Results have been tested against an expended network of about 500 stations for 1986, at monthly time scales, and are presented in Figure 1.  Ability to perform validation at different scales, might help to determine the limits of attainable accuracy using satellite observations. As of now, methodologies were implemented with satellite inputs of different temporal resolution. Darnell et al. (1992) and Staylor (see Whitlock et al., 1995), use daily average radiance to compute the daily mean surface radiation form the ISCCP C1 data. They use ERBE data, to infer surface albedo. Bishop and Rossow (1992) use monthly mean values of ISCCP C1 data, and Li et al. (1993) use monthly mean ERBE data, to infer directly surface net shortwave flux. To derive the results presented at this Web site, three hourly satellite observations were used as input, and the derived fluxes were averaged, to obtain values at lower temporal resolutions. Of consequence to the evaluation of the derived radiative fluxes against ground observations are issues related to the compatibility of the satellite observations and the ground truth. An example is presented in Figure 2, where results of evaluation against ground truth for the entire year of 1986 are presented for both the D1 and DX scales, separately for Europe and Africa. Information on surface radiative fluxes at high spatial resolution is needed to address climate issues on the meso-scale, and to bridge the scale gap with future EOS products (e.g., the CERES product will be produced at one degree resolution). For validation activities, data from the Global Energy Budget Archive (GEBA), housed at the Swiss Federal Institute of Technology, Zurich, Switzerland (Ohmura and Gilgen, 1993), and amended at the NASA Langley Research Center (LaRC), Hampton, VA, are used.
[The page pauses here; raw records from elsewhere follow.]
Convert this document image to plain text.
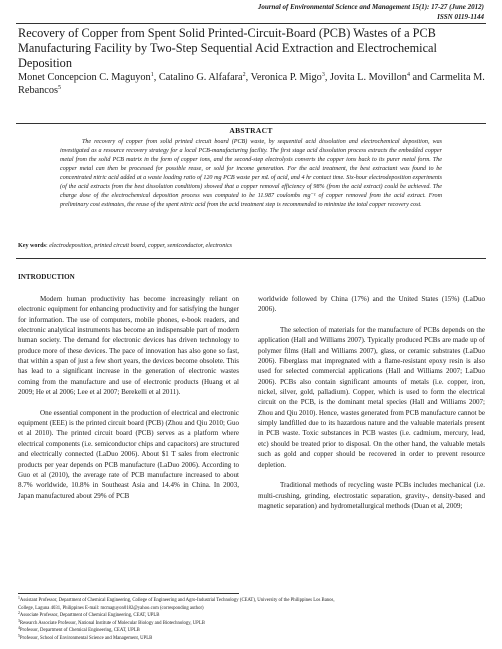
Journal of Environmental Science and Management 15(1): 17-27 (June 2012)
ISSN 0119-1144
Recovery of Copper from Spent Solid Printed-Circuit-Board (PCB) Wastes of a PCB Manufacturing Facility by Two-Step Sequential Acid Extraction and Electrochemical Deposition
Monet Concepcion C. Maguyon$^1$, Catalino G. Alfafara$^2$, Veronica P. Migo$^3$, Jovita L. Movillon$^4$ and Carmelita M. Rebancos$^5$
ABSTRACT
The recovery of copper from solid printed circuit board (PCB) waste, by sequential acid dissolution and electrochemical deposition, was investigated as a resource recovery strategy for a local PCB-manufacturing facility. The first stage acid dissolution process extracts the embedded copper metal from the solid PCB matrix in the form of copper ions, and the second-step electrolysis converts the copper ions back to its purer metal form. The copper metal can then be processed for possible reuse, or sold for income generation. For the acid treatment, the best extractant was found to be concentrated nitric acid added at a waste loading ratio of 120 mg PCB waste per mL of acid, and 4 hr contact time. Six-hour electrodeposition experiments (of the acid extracts from the best dissolution conditions) showed that a copper removal efficiency of 98% (from the acid extract) could be achieved. The charge dose of the electrochemical deposition process was computed to be 11.987 coulombs mg⁻¹ of copper removed from the acid extract. From preliminary cost estimates, the reuse of the spent nitric acid from the acid treatment step is recommended to minimize the total copper recovery cost.
Key words: electrodeposition, printed circuit board, copper, semiconductor, electronics
INTRODUCTION

Modern human productivity has become increasingly reliant on electronic equipment for enhancing productivity and for satisfying the hunger for information. The use of computers, mobile phones, e-book readers, and electronic analytical instruments has become an indispensable part of modern human society. The demand for electronic devices has driven technology to produce more of these devices. The pace of innovation has also gone so fast, that within a span of just a few short years, the devices become obsolete. This has lead to a significant increase in the generation of electronic wastes coming from the manufacture and use of electronic products (Huang et al 2009; He et al 2006; Lee et al 2007; Berekelli et al 2011).

One essential component in the production of electrical and electronic equipment (EEE) is the printed circuit board (PCB) (Zhou and Qiu 2010; Guo et al 2010). The printed circuit board (PCB) serves as a platform where electrical components (i.e. semiconductor chips and capacitors) are structured and electrically connected (LaDuo 2006). About $1 T sales from electronic products per year depends on PCB manufacture (LaDuo 2006). According to Guo et al (2010), the average rate of PCB manufacture increased to about 8.7% worldwide, 10.8% in Southeast Asia and 14.4% in China. In 2003, Japan manufactured about 29% of PCB

worldwide followed by China (17%) and the United States (15%) (LaDuo 2006).

The selection of materials for the manufacture of PCBs depends on the application (Hall and Williams 2007). Typically produced PCBs are made up of polymer films (Hall and Williams 2007), glass, or ceramic substrates (LaDuo 2006). Fiberglass mat impregnated with a flame-resistant epoxy resin is also used for selected commercial applications (Hall and Williams 2007; LaDuo 2006). PCBs also contain significant amounts of metals (i.e. copper, iron, nickel, silver, gold, palladium). Copper, which is used to form the electrical circuit on the PCB, is the dominant metal species (Hall and Williams 2007; Zhou and Qiu 2010). Hence, wastes generated from PCB manufacture cannot be simply landfilled due to its hazardous nature and the valuable materials present in PCB waste. Toxic substances in PCB wastes (i.e. cadmium, mercury, lead, etc) should be treated prior to disposal. On the other hand, the valuable metals such as gold and copper should be recovered in order to prevent resource depletion.

Traditional methods of recycling waste PCBs includes mechanical (i.e. multi-crushing, grinding, electrostatic separation, gravity-, density-based and magnetic separation) and hydrometallurgical methods (Duan et al, 2009;

$^1$Assistant Professor, Department of Chemical Engineering, College of Engineering and Agro-Industrial Technology (CEAT), University of the Philippines Los Banos,
College, Laguna 4031, Philippines E-mail: mcmaguyon0182@yahoo.com (corresponding author)
$^2$Associate Professor, Department of Chemical Engineering, CEAT, UPLB
$^3$Research Associate Professor, National Institute of Molecular Biology and Biotechnology, UPLB
$^4$Professor, Department of Chemical Engineering, CEAT, UPLB
$^5$Professor, School of Environmental Science and Management, UPLB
Till now, global scale estimates of surface radiation budgets have been obtained only from low resolution (temporal and/or spatial) satellite observations, available at best, on 2.5 degree grids, such as the ISCCP C1 or C2 (Whitlock et al. 1995) and ISCCP D1 data (Pinker et al. 2000), ERBE (Barkstrom, 1984), or NIMBUS 7 (Kyle et al., 1993). Estimates of downwelling shortwave fluxes have been validated on such scales, frequently, using observations from one ground observing stations only.